Kinderallergologen warnen: Unerwünschte Nebenwirkungen nach Kaiserschnitt

In Deutschland kommt inzwischen etwa jedes dritte Kind per Kaiserschnitt auf die Welt. Kinderallergologen sehen diese hohe Zahl mit Sorge. Sie verweisen nicht nur auf akute Risiken für Mutter und Kind wie Narkoseprobleme und Infektionsgefahren, sondern warnen vor allem vor möglichen Langzeitfolgen: Mit Kaiserschnitt entbundene Kinder haben ein um 20 Prozent höheres Risiko, Asthma bronchiale zu entwickeln.

In den vergangenen 50 Jahren ist der Anteil von Kaiserschnitten an allen Geburten fast weltweit angestiegen. Während z. B. in England 1953 nur zwei Prozent der Kinder mit Kaiserschnitt geboren wurden, lag die Rate 1997 bereits bei 18, 2001 bei 21 und aktuell bei 30 Prozent.

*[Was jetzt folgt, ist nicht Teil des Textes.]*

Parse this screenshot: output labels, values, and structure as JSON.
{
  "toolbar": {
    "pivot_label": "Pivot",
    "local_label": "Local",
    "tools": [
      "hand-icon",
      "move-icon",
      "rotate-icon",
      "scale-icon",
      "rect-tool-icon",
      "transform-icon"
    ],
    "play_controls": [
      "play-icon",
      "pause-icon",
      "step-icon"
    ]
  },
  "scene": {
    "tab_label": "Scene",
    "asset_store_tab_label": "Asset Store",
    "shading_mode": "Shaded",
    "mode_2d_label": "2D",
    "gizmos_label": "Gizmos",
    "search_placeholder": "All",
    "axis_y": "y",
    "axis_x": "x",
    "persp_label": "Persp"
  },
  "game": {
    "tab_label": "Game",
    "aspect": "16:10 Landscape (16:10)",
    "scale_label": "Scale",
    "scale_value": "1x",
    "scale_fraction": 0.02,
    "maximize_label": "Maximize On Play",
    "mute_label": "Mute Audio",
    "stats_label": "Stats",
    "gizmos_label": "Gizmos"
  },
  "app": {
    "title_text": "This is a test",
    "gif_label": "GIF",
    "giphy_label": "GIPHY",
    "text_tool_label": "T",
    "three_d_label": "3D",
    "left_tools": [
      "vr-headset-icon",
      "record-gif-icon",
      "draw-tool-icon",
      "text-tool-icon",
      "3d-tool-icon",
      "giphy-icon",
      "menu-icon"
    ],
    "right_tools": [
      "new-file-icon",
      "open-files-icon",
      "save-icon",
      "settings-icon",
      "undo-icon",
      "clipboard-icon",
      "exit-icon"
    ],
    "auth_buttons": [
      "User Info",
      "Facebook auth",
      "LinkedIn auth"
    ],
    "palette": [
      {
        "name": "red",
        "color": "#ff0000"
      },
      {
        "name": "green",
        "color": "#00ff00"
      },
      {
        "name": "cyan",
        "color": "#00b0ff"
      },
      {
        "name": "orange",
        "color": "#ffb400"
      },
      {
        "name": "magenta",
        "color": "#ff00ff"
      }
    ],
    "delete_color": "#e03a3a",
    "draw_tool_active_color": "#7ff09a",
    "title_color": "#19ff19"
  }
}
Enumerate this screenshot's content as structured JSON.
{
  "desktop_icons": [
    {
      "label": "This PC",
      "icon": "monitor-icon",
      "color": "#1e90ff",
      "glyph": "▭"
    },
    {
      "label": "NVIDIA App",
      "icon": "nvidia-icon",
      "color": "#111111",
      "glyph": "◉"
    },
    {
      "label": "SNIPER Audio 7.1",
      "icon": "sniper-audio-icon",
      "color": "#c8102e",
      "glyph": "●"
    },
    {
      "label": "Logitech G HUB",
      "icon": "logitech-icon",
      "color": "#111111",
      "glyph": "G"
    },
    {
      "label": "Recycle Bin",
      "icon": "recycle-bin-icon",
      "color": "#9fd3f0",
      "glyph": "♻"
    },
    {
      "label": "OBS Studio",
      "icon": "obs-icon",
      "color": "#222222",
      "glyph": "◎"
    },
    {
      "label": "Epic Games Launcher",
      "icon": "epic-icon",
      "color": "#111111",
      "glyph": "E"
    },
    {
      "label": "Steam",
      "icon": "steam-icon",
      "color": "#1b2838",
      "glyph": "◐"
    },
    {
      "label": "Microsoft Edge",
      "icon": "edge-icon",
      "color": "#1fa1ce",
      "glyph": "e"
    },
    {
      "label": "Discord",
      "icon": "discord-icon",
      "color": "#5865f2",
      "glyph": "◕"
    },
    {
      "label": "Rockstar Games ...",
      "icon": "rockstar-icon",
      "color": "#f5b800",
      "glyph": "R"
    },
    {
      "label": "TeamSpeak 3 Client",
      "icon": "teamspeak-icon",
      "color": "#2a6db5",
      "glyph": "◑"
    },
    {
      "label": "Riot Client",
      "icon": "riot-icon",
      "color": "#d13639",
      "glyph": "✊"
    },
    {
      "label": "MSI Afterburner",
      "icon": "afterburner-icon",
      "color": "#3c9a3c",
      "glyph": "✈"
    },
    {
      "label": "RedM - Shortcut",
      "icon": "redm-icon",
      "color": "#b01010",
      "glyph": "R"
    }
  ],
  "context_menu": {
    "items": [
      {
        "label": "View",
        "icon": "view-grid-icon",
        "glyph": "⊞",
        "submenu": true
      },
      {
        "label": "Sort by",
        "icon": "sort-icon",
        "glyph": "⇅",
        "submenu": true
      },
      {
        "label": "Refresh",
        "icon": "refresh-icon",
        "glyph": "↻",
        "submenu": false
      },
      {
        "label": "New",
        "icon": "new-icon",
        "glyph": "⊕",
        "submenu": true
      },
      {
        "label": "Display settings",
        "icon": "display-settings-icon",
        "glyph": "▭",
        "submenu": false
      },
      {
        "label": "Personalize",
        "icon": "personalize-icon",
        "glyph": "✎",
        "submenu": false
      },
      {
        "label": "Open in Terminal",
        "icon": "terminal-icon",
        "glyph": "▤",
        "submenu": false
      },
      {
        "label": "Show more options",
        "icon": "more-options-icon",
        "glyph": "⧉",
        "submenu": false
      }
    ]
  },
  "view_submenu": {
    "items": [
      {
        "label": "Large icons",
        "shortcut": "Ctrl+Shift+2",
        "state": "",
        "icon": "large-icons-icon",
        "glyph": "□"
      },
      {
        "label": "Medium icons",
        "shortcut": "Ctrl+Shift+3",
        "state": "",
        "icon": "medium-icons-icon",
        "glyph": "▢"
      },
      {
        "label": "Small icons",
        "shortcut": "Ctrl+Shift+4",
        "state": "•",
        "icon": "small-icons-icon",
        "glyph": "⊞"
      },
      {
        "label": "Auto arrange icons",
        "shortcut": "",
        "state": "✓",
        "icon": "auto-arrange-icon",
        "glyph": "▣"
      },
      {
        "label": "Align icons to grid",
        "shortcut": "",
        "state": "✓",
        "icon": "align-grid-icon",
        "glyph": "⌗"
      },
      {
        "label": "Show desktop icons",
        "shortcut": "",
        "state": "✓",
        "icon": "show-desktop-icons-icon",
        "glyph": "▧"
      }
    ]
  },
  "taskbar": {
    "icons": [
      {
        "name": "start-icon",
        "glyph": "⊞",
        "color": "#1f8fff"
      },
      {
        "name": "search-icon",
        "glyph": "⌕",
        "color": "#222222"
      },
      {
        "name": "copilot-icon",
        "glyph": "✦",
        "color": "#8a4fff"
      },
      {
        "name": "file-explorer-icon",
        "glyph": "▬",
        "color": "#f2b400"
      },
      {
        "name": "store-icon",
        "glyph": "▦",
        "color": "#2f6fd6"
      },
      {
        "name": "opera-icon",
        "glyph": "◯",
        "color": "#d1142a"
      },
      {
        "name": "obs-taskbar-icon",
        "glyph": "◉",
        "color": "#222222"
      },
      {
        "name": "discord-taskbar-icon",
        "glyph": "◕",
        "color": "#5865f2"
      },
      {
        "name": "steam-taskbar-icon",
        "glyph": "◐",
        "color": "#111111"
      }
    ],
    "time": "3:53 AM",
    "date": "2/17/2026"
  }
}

Auch in Deutschland kommt heute etwa jedes dritte Kind per Kaiserschnitt auf die Welt. „Oft sind es medizinische Gründe, die einen Kaiserschnitt unumgänglich machen“, erklärt Prof. Dr. Matthias Kopp (Kiel), Sprecher der wissenschaftlichen Arbeitsgruppe „Prävention“ der Gesellschaft für Pädiatrischen Allergologie und Umweltmedizin (GPA) und Vorsitzender des Präventions- und Informationsnetzwerkes Asthma und Allergie (PINA e.V.). „In zunehmendem Maße wünschen sich Mütter aber eine Schnittentbindung auch ohne medizinische Indikation.“ Im Englischen gibt es eine griffige Formulierung für diese Mütter, denen unterstellt wird, „too posh to push“ – „zu fein zum Pressen“ zu sein.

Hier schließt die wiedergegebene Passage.